Immediately after the conference, Schimel said the Wisconsin Department of Justice would launch a program for law enforcement officers to safely dispose of opioid drugs. Schimel hinted at the announcement during the EBHPP briefing. He said combatting opioid abuse is the DOJ's top priority. During the last National Prescription Drug Take-Back Day, the federal government destroyed 617,000 pounds of prescription drugs, including more than than 34,000 pounds from Wisconsin, he noted.
"We're in a lot of trouble as a state and as a nation," Schimel said. "We've never seen anything like this in my 25 years of law enforcement and it's going to take all of us working together to get through this."
Other speakers also chimed in, according to this summary adapted from Wisconsin Health Notes:
Addressing the problem requires a multi-agency response, said Aaron Gilson, research program manager of the pain and policy study group at the University of Wisconsin–Madison.
"Wisconsin is uniquely poised to take advantage of current data and collect new data," Gilson said. "We can actually harness our results and save people's lives using evidence."

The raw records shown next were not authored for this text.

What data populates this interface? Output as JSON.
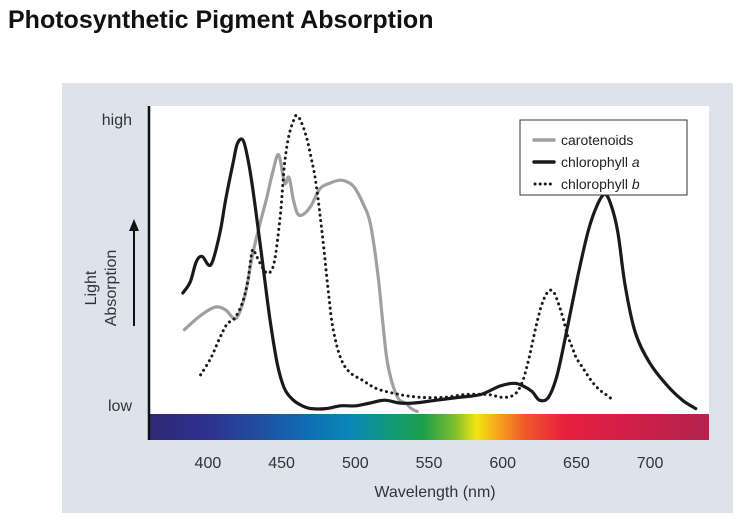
{
  "title": "Photosynthetic Pigment Absorption",
  "chart_data": {
    "type": "line",
    "title": "Photosynthetic Pigment Absorption",
    "xlabel": "Wavelength (nm)",
    "ylabel_lines": [
      "Light",
      "Absorption"
    ],
    "y_high_label": "high",
    "y_low_label": "low",
    "xlim": [
      360,
      740
    ],
    "ylim": [
      0,
      100
    ],
    "xticks": [
      400,
      450,
      500,
      550,
      600,
      650,
      700
    ],
    "xtick_labels": [
      "400",
      "450",
      "500",
      "550",
      "600",
      "650",
      "700"
    ],
    "grid": false,
    "legend_position": "top-right",
    "spectrum_bar": true,
    "series": [
      {
        "name": "carotenoids",
        "label_parts": [
          {
            "text": "carotenoids",
            "italic": false
          }
        ],
        "color": "#a0a0a0",
        "style": "solid",
        "x": [
          384,
          395,
          405,
          412,
          419,
          425,
          430,
          435,
          440,
          444,
          448,
          452,
          455,
          458,
          461,
          465,
          470,
          476,
          483,
          490,
          496,
          500,
          505,
          510,
          515,
          518,
          521,
          524,
          527,
          530,
          534,
          538,
          542
        ],
        "y": [
          26,
          31,
          34,
          33,
          30,
          38,
          52,
          63,
          73,
          82,
          88,
          78,
          80,
          72,
          67,
          67,
          70,
          76,
          78,
          79,
          78,
          76,
          71,
          64,
          47,
          32,
          17,
          9,
          4,
          1,
          0,
          -2,
          -3
        ]
      },
      {
        "name": "chlorophyll a",
        "label_parts": [
          {
            "text": "chlorophyll ",
            "italic": false
          },
          {
            "text": "a",
            "italic": true
          }
        ],
        "color": "#1a1a1a",
        "style": "solid",
        "x": [
          383,
          388,
          392,
          396,
          402,
          408,
          412,
          417,
          420,
          424,
          428,
          432,
          437,
          442,
          447,
          452,
          458,
          464,
          470,
          480,
          490,
          500,
          510,
          520,
          530,
          540,
          555,
          570,
          585,
          598,
          608,
          614,
          620,
          625,
          631,
          637,
          644,
          651,
          658,
          664,
          669,
          673,
          678,
          683,
          690,
          700,
          712,
          722,
          731
        ],
        "y": [
          39,
          43,
          50,
          52,
          49,
          60,
          72,
          85,
          92,
          93,
          84,
          70,
          50,
          30,
          14,
          5,
          1,
          -1,
          -2,
          -2,
          -1,
          -1,
          0,
          1,
          0,
          0,
          1,
          2,
          3,
          6,
          7,
          6,
          4,
          1,
          2,
          10,
          27,
          45,
          61,
          70,
          74,
          71,
          61,
          42,
          25,
          14,
          6,
          1,
          -2
        ]
      },
      {
        "name": "chlorophyll b",
        "label_parts": [
          {
            "text": "chlorophyll ",
            "italic": false
          },
          {
            "text": "b",
            "italic": true
          }
        ],
        "color": "#1a1a1a",
        "style": "dotted",
        "x": [
          395,
          402,
          408,
          413,
          418,
          423,
          427,
          430,
          433,
          437,
          441,
          445,
          449,
          452,
          455,
          458,
          460,
          463,
          467,
          470,
          473,
          476,
          479,
          482,
          485,
          490,
          496,
          505,
          515,
          530,
          545,
          560,
          575,
          590,
          600,
          608,
          613,
          617,
          620,
          623,
          626,
          629,
          632,
          635,
          638,
          641,
          644,
          647,
          650,
          655,
          660,
          665,
          670,
          675
        ],
        "y": [
          10,
          16,
          23,
          28,
          30,
          35,
          43,
          54,
          52,
          48,
          46,
          50,
          66,
          85,
          95,
          100,
          102,
          100,
          94,
          87,
          79,
          67,
          53,
          38,
          26,
          16,
          11,
          8,
          5,
          3,
          2,
          2,
          3,
          3,
          2,
          3,
          7,
          14,
          21,
          28,
          34,
          38,
          40,
          39,
          35,
          30,
          24,
          20,
          16,
          12,
          8,
          5,
          3,
          1
        ]
      }
    ]
  }
}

Wisconsin's prescription drug monitoring program is working on integrating its data into electronic medical records to make it more available to prescribers, said program director Chad Zadrazil. The program has received a grant to work with Marshfield Clinic Health System on its emergency medical response and is in discussions with Epic Systems.
James Cleary, the study group's director, noted opiates, while not recommended, are prescribed for a "huge number" of headaches and nerve pain.
"We need to look very carefully at how we can reduce the amount of opioids that are out in the system without actually impacting the patients who need them," Cleary said.
Another major issue is access to naloxone, a medication used to quickly counter the effects of opioids after an overdose. Cynthia Gaston, a UW pharmacy clinic assistant professor, said naloxone is primarily prescribed by the emergency department at UW Health, but should be prescribed more, especially to individuals with a history of substance abuse. Naloxone does not increase misuse, and abusers are actually more likely to seek addiction treatment after naloxone administration.
Health-care institutions also need to standardize best practices for pain management, Gaston noted.
Naloxone needs to be available to people leaving prison upon release, said Scott Stokes, director of prevention services at the AIDS Resource Center of Wisconsin.
Stokes noted that needle exchange programs, originally intended to combat HIV among drug users, have reduced HIV infections significantly. But there is still a 20 to 30 percent infection rate for hepatitis C among drug users, and the costs for treating the disease are expensive.
Stokes is in long-term recovery from a heroin addiction, which drives his work.
"I've seen a lot of friends who have died from overdoses," Stokes said, "I've seen a lot of participants in our needle exchange program who haven't made it back through the doors."
Dumas, a dual public affairs-law degree student, says it was very satisfying to see the results of his work.
"A problem as serious and growing as opioid abuse needs attention from all quarters," Dumas says. "The EBHPP is the perfect tool to get the message out, and it is encouraging to see policymakers responding."
EBHPP is a joint project of the La Follette School, UW Population Health Institute, and the Wisconsin Legislative Council.
"For me, providing our lawmakers this invaluable type of decision support is a humbling responsibility, and a great reward of this PAship," Dumas says. "The even greater reward is working with and for the talented and dedicated people who do this full-time."